- Directed by: Roy Boulting
- Written by: Reginald Denham (play); Edward Percy (play); Francis Miller;
- Produced by: John Boulting
- Starring: Manning Whiley; Barbara Everest; Michael Drake;
- Cinematography: D.P. Cooper
- Edited by: Clifford Boote; Roy Boulting;
- Music by: Charles Brill
- Production company: Charter Film Productions
- Distributed by: Anglo-American Film Corporation
- Release date: 25 September 1939;
- Running time: 60 minutes
- Country: United Kingdom
- Language: English

= Trunk Crime =

Trunk Crime (also known as Design for Murder ) is a 1939 British thriller film directed by Roy Boulting and starring Manning Whiley, Barbara Everest and Michael Drake. It was written by Francis Miller based on the 1937 play The Last Straw by Reginald Denham and Edward Percy.

==Plot==
Sensitive university student Bentley is bullied by his peers. After a particularly unpleasant attack he snaps and seeks revenge. Drugging the gangleader Grierson, he takes him in a trunk to his country cottage, planning to bury him alive in the marshes. While Bentley is away from the cottage Grierson is discovered and freed. He rues his callous actions towards Bentley.

==Production==
It was made at Elstree Studios as a quota quickie. The film's sets were designed by Duncan Sutherland.

== Reception ==
The Monthly Film Bulletin wrote: "It is a convincing and consistent story with a purpose. The settings are appropriate. The photography is often original, and certainly executed with imagination: the unbalanced condition of Bentley's mind being suggested, for instance, by shots taken from below and on a slant. The film is further enhanced by Manning Whiley's dramatic performance as Bentley, and indeed, by the fine acting of the whole cast. From an entertainment point of view it is exciting without being cheaply sensational."
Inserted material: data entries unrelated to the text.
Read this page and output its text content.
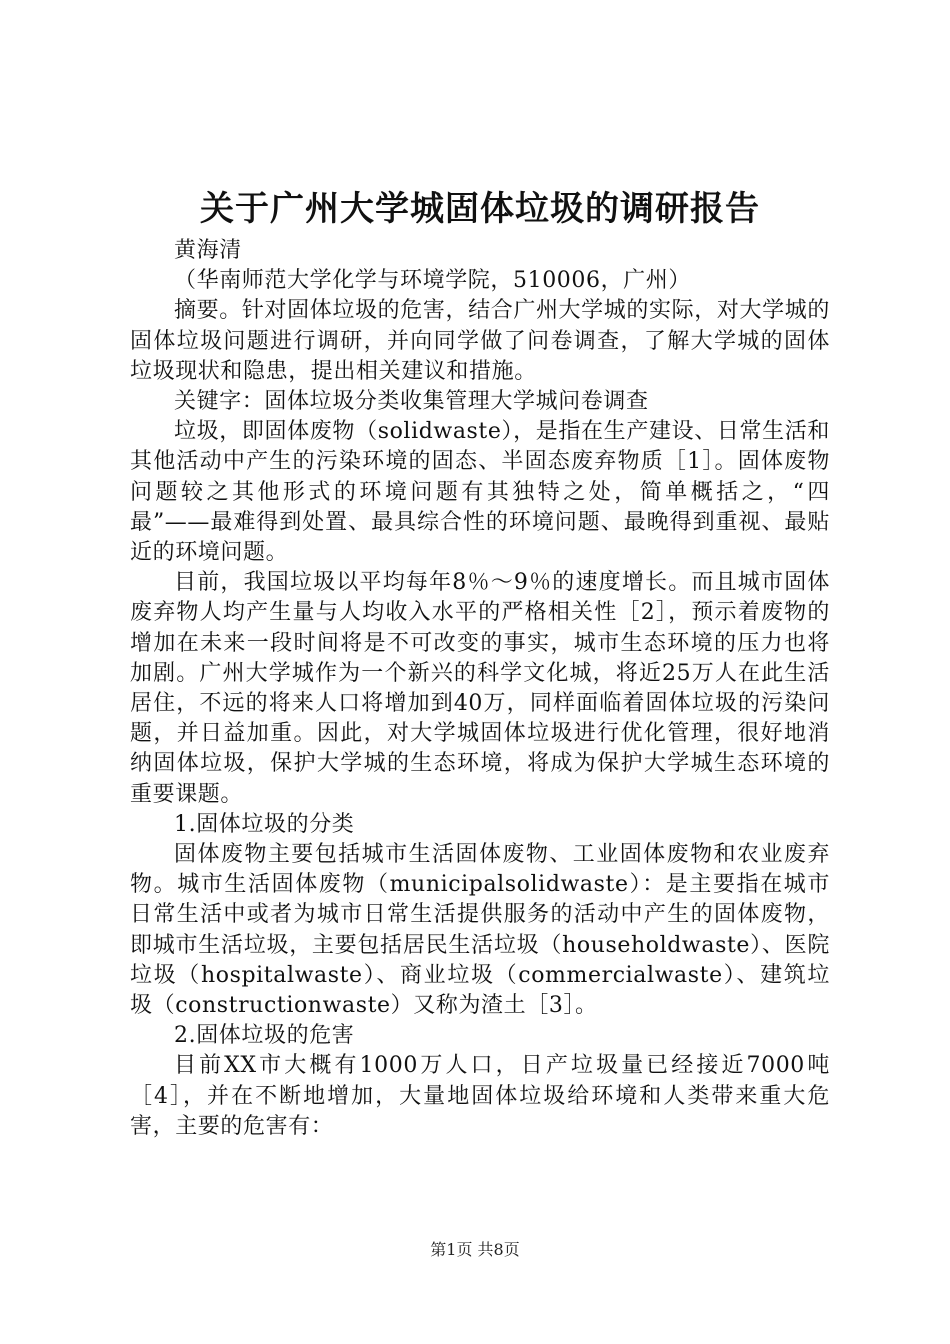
关于广州大学城固体垃圾的调研报告

黄海清

（华南师范大学化学与环境学院，510006，广州）

摘要。针对固体垃圾的危害，结合广州大学城的实际，对大学城的固体垃圾问题进行调研，并向同学做了问卷调查，了解大学城的固体垃圾现状和隐患，提出相关建议和措施。

关键字：固体垃圾分类收集管理大学城问卷调查

垃圾，即固体废物（solidwaste），是指在生产建设、日常生活和其他活动中产生的污染环境的固态、半固态废弃物质［1］。固体废物问题较之其他形式的环境问题有其独特之处，简单概括之，“四最”——最难得到处置、最具综合性的环境问题、最晚得到重视、最贴近的环境问题。

目前，我国垃圾以平均每年8％～9％的速度增长。而且城市固体废弃物人均产生量与人均收入水平的严格相关性［2］，预示着废物的增加在未来一段时间将是不可改变的事实，城市生态环境的压力也将加剧。广州大学城作为一个新兴的科学文化城，将近25万人在此生活居住，不远的将来人口将增加到40万，同样面临着固体垃圾的污染问题，并日益加重。因此，对大学城固体垃圾进行优化管理，很好地消纳固体垃圾，保护大学城的生态环境，将成为保护大学城生态环境的重要课题。

1.固体垃圾的分类

固体废物主要包括城市生活固体废物、工业固体废物和农业废弃物。城市生活固体废物（municipalsolidwaste）：是主要指在城市日常生活中或者为城市日常生活提供服务的活动中产生的固体废物，即城市生活垃圾，主要包括居民生活垃圾（householdwaste）、医院垃圾（hospitalwaste）、商业垃圾（commercialwaste）、建筑垃圾（constructionwaste）又称为渣土［3］。

2.固体垃圾的危害

目前XX市大概有1000万人口，日产垃圾量已经接近7000吨［4］，并在不断地增加，大量地固体垃圾给环境和人类带来重大危害，主要的危害有：

第1页 共8页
Kine Weekly wrote: "Though inclined to over-act at times, Manning Whiley does very well with an exacting part as Bentley. Barbara Everest's Ursula is a sympathetic and understanding study, and Hay Petrie contributes an amusing little cameo as a local character. ... Story is theatrical in cenception and staging, and there is a great deal of dialogue, but within the limitations imposed on him the director has used his camera intelligently. Psychological aspects of the plot are not over-stressed, while the narrative holds attention by sheer force of its thriller content. :"

Picturegoer wrote: "Morbid thriller which suffers from theatricality and a superfluity of dialogue."